The groundwork for Khan’s mediation tour was laid during an unannounced visit of a top government official to Iran and Saudi Arabia in the last week of September, reported The Express Tribune.
During his visit to both the capitals, the official held talks with senior Iranian and Saudi authorities to help defuse tensions. There is no official confirmation of the secret visit, but it is believed to have covered some ground, encouraging Prime Minister Imran to travel to both the countries.
According to observers Pakistan’s sustained efforts show that Islamabad is far more serious in brokering a deal between Iran and Saudi Arabia.
Interestingly, the visit came within days after Prime Minister Imran held talks with US President Donald Trump and Iranian President Hassan Rouhani on the sidelines of the UN General Assembly session in New York.
Imran also made a stopover in Riyadh to meet the Saudi Crown Prince Mohammed bin Salman before departing for New York.
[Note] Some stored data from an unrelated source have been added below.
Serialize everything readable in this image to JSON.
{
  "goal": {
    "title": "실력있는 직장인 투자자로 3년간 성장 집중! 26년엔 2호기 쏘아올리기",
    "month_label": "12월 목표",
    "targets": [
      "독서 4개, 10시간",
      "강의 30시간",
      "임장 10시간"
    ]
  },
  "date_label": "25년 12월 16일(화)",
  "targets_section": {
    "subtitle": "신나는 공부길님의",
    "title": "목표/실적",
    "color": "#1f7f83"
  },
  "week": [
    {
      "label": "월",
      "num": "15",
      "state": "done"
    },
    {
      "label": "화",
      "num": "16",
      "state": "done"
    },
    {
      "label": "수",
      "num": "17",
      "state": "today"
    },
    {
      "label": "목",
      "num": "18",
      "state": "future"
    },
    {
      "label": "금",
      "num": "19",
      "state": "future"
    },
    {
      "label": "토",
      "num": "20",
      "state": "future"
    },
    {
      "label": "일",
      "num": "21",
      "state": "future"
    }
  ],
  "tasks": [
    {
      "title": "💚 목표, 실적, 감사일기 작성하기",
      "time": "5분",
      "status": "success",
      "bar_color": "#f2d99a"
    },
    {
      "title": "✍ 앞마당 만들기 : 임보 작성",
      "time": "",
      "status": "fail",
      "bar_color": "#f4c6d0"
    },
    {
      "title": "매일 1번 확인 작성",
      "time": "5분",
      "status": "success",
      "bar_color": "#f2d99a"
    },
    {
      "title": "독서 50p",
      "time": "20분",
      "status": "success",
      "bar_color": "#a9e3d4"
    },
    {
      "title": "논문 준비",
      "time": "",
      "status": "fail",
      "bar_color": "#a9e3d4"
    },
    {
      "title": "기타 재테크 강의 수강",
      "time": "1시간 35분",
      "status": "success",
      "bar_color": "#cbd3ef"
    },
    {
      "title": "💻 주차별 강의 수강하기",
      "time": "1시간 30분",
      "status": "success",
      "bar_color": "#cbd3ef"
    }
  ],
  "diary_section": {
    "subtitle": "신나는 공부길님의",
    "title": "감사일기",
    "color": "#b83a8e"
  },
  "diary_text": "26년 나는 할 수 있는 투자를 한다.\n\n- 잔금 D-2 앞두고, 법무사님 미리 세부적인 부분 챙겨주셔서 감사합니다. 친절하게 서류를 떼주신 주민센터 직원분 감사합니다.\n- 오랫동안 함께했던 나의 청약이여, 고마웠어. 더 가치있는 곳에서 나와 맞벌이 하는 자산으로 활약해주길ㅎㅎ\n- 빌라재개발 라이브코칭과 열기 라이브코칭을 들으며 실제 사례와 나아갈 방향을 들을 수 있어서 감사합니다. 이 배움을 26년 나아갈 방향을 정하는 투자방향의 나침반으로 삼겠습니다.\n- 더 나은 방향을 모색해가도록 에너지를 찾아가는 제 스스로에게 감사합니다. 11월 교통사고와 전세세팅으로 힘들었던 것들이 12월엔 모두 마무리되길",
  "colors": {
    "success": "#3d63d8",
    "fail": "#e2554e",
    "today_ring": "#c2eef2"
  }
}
Imran later told reporters that both the Saudi prince and the US president had asked him to mediate with Iran.
Tensions between Iran and Saudi Arabia have seen a sudden spike after Saudi oil facilitates came under missile attacks on September 14. Both the US and Saudi Arabia accused Iran of being behind the drone strikes, although Tehran denied the claims.
Houthi rebels in Yemen, however, claimed responsibility for the attacks that suddenly led to an increase in oil prices in the international market.
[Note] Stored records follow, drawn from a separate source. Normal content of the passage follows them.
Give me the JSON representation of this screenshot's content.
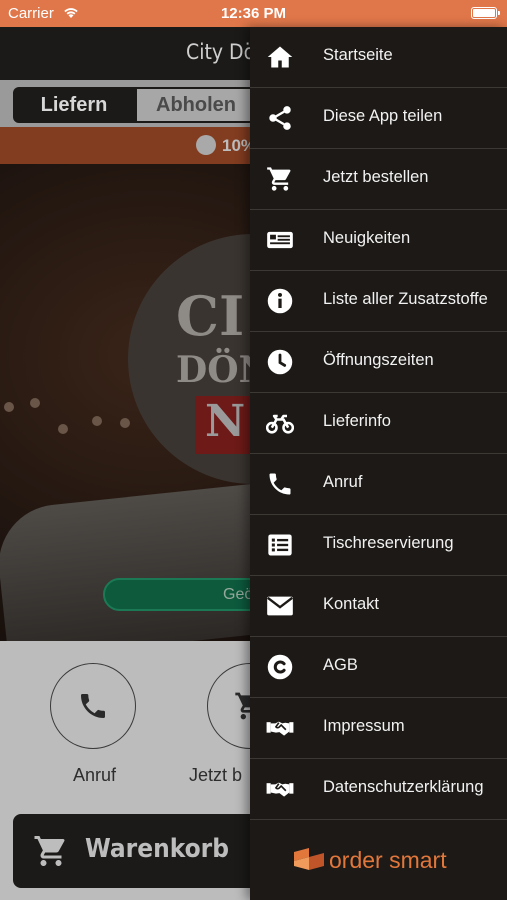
{
  "status_bar": {
    "carrier": "Carrier",
    "time": "12:36 PM"
  },
  "app": {
    "header_title": "City Dö",
    "tabs": [
      {
        "label": "Liefern"
      },
      {
        "label": "Abholen"
      }
    ],
    "promo_text": "10%",
    "hero": {
      "logo_line1": "CI",
      "logo_line2": "DÖN",
      "logo_line3": "N",
      "open_button": "Geö"
    },
    "actions": [
      {
        "label": "Anruf"
      },
      {
        "label": "Jetzt b"
      }
    ],
    "cart_label": "Warenkorb"
  },
  "drawer": {
    "items": [
      {
        "label": "Startseite",
        "icon": "home-icon"
      },
      {
        "label": "Diese App teilen",
        "icon": "share-icon"
      },
      {
        "label": "Jetzt bestellen",
        "icon": "cart-icon"
      },
      {
        "label": "Neuigkeiten",
        "icon": "news-icon"
      },
      {
        "label": "Liste aller Zusatzstoffe",
        "icon": "info-icon"
      },
      {
        "label": "Öffnungszeiten",
        "icon": "clock-icon"
      },
      {
        "label": "Lieferinfo",
        "icon": "motorcycle-icon"
      },
      {
        "label": "Anruf",
        "icon": "phone-icon"
      },
      {
        "label": "Tischreservierung",
        "icon": "list-icon"
      },
      {
        "label": "Kontakt",
        "icon": "envelope-icon"
      },
      {
        "label": "AGB",
        "icon": "copyright-icon"
      },
      {
        "label": "Impressum",
        "icon": "handshake-icon"
      },
      {
        "label": "Datenschutzerklärung",
        "icon": "handshake-icon"
      }
    ],
    "brand": "order smart"
  },
  "colors": {
    "status_bar": "#e0774a",
    "drawer_bg": "#1c1916",
    "brand": "#e2773c",
    "open_button": "#0d5a3d"
  }
}
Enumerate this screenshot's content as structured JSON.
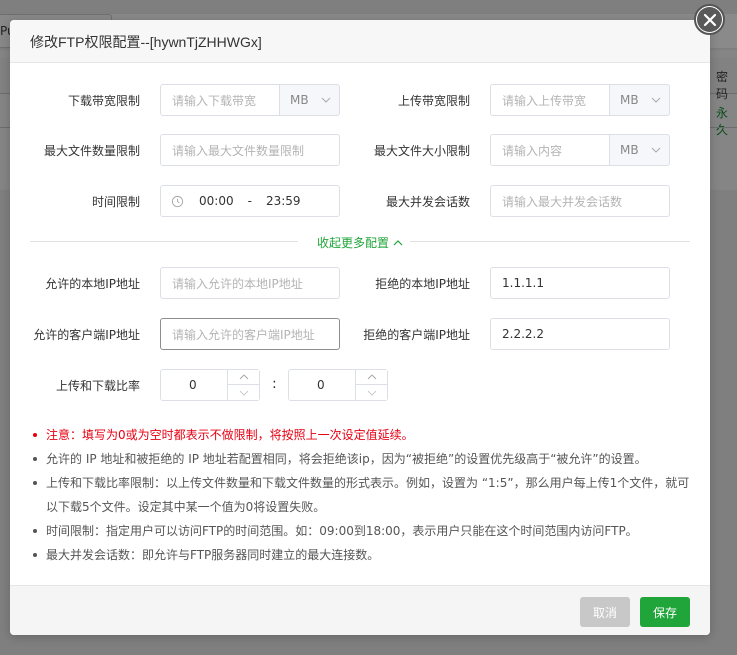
{
  "background": {
    "tab_partial": "Pu",
    "column_header_partial": "密码",
    "column_value_partial": "永久"
  },
  "dialog": {
    "title": "修改FTP权限配置--[hywnTjZHHWGx]",
    "close_icon": "close-icon",
    "fields": {
      "download_limit": {
        "label": "下载带宽限制",
        "placeholder": "请输入下载带宽",
        "unit": "MB"
      },
      "upload_limit": {
        "label": "上传带宽限制",
        "placeholder": "请输入上传带宽",
        "unit": "MB"
      },
      "max_files": {
        "label": "最大文件数量限制",
        "placeholder": "请输入最大文件数量限制"
      },
      "max_file_size": {
        "label": "最大文件大小限制",
        "placeholder": "请输入内容",
        "unit": "MB"
      },
      "time_limit": {
        "label": "时间限制",
        "start": "00:00",
        "separator": "-",
        "end": "23:59"
      },
      "max_sessions": {
        "label": "最大并发会话数",
        "placeholder": "请输入最大并发会话数"
      },
      "allowed_local_ip": {
        "label": "允许的本地IP地址",
        "placeholder": "请输入允许的本地IP地址"
      },
      "denied_local_ip": {
        "label": "拒绝的本地IP地址",
        "value": "1.1.1.1"
      },
      "allowed_client_ip": {
        "label": "允许的客户端IP地址",
        "placeholder": "请输入允许的客户端IP地址"
      },
      "denied_client_ip": {
        "label": "拒绝的客户端IP地址",
        "value": "2.2.2.2"
      },
      "ratio": {
        "label": "上传和下载比率",
        "upload": "0",
        "colon": ":",
        "download": "0"
      }
    },
    "collapse_link": "收起更多配置",
    "notes": [
      "注意：填写为0或为空时都表示不做限制，将按照上一次设定值延续。",
      "允许的 IP 地址和被拒绝的 IP 地址若配置相同，将会拒绝该ip，因为“被拒绝”的设置优先级高于“被允许”的设置。",
      "上传和下载比率限制：以上传文件数量和下载文件数量的形式表示。例如，设置为 “1:5”，那么用户每上传1个文件，就可以下载5个文件。设定其中某一个值为0将设置失败。",
      "时间限制：指定用户可以访问FTP的时间范围。如：09:00到18:00，表示用户只能在这个时间范围内访问FTP。",
      "最大并发会话数：即允许与FTP服务器同时建立的最大连接数。"
    ],
    "buttons": {
      "cancel": "取消",
      "save": "保存"
    }
  },
  "colors": {
    "accent": "#20a53a",
    "warning": "#e60012"
  }
}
It was believed that the threat of an immediate conflict in the Middle East had been prevented after efforts by certain countries, including Pakistan and Iraq.
The New York Times recently reported that Saudi Arabia and Iran were indirectly talking to each other, after the Saudi prince requested Pakistan and Iraq to help defuse tensions.
This was not the first time Pakistan is trying to mediate between Iran and Saudi Arabia, which had been at loggerheads for years because of their divergent strategic interests in the Middle East.
Last time Pakistan had attempted to defuse tensions between the two countries over the conflict in Yemen. Pakistani leaders, including the then army chief General Raheel Sharif who is now the head of the Saudi-led coalition of Islamic countries against terrorism, visited both Iran and Saudi Arabia but those efforts had made little headway as unrest continued in Yemen.
This time, officials in Islamabad, are confident that Pakistan might help defuse the crisis.